Prävention und Aufdeckung von Betrugsfällen und Veruntreuungen
Die internen Kontrollmechanismen spielen bei der Prävention und bei der
Aufdeckung von Betrugsfällen und Veruntreuungen eine wesentliche Rolle.
Die internen Kontrollen müssen an die Grössenverhältnisse der
Organisation angepasst werden. Es darf keine Einzelunterschriften geben
und das 4-Augenprinzip ist einzuhalten. Über allem steht die
Funktionentrennung. Eine Person sollte die Transaktion nicht
gleichzeitig abwickeln, verwalten und verbuchen können.
Die externe Revision hat einen stark präventiven Charakter. Der Revisor
muss seine Arbeiten mit einer kritischen Grundhaltung angehen und
durchführen. Er achtet auf Sachverhalte, die das Risiko einer
wesentlichen Fehlaussage im Abschluss aufgrund von Delikten erhöhen. Die
von der gesetzlichen Revisionsstelle durchgeführte Abschlussprüfung wie
auch die Prüfung der Existenz des Internen Kontrollsystems beinhalten
jedoch keine systematische Suche nach deliktischen Handlungen.
Wenn Mitarbeiter Hinweise auf Unregelmässigkeiten geben wollen, dann
wenden sie sich – falls die Unternehmung das eingerichtet hat - an die
interne Meldestelle (Compliance-Verantwortlicher) oder an die externe
unabhängige Stelle. Dies kann anonym erfolgen. Man muss jedoch die
rechtlichen Rahmenbedingungen früh kennen, damit man keine Fehler macht,
für die man später zur Rechenschaft gezogen werden kann.
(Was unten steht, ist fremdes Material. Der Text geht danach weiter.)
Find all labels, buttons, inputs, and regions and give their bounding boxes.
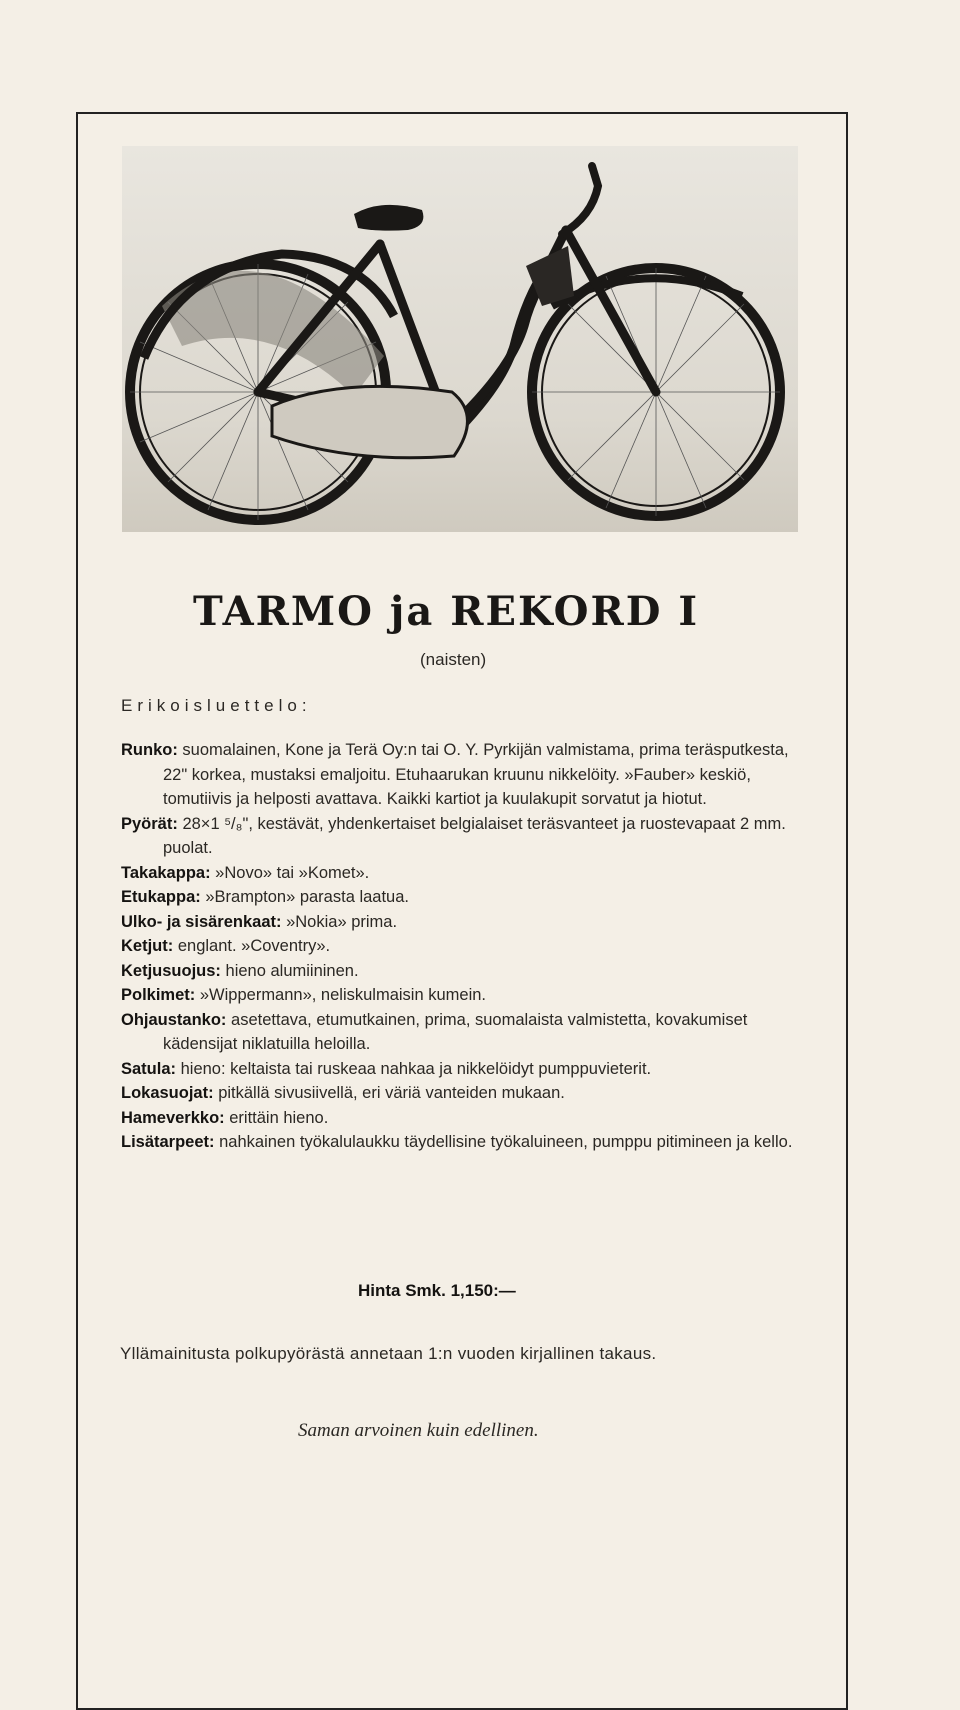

So kann man
arbeitsrechtliche und strafrechtliche Folgen vermeiden oder minimieren.
Ansprechpersonen wären auch ein Ombudsmann oder ein Staatsanwalt. Denn
bis jetzt gehen die schweizerischen Gesetze nicht explizit auf die
Besonderheiten von internen Informanten ein. Deshalb empfiehlt die OECD
der Schweiz, so bald wie möglich eine angemessene gesetzliche Grundlage
zu schaffen, um Whistleblower in der Privatwirtschaft zu schützen.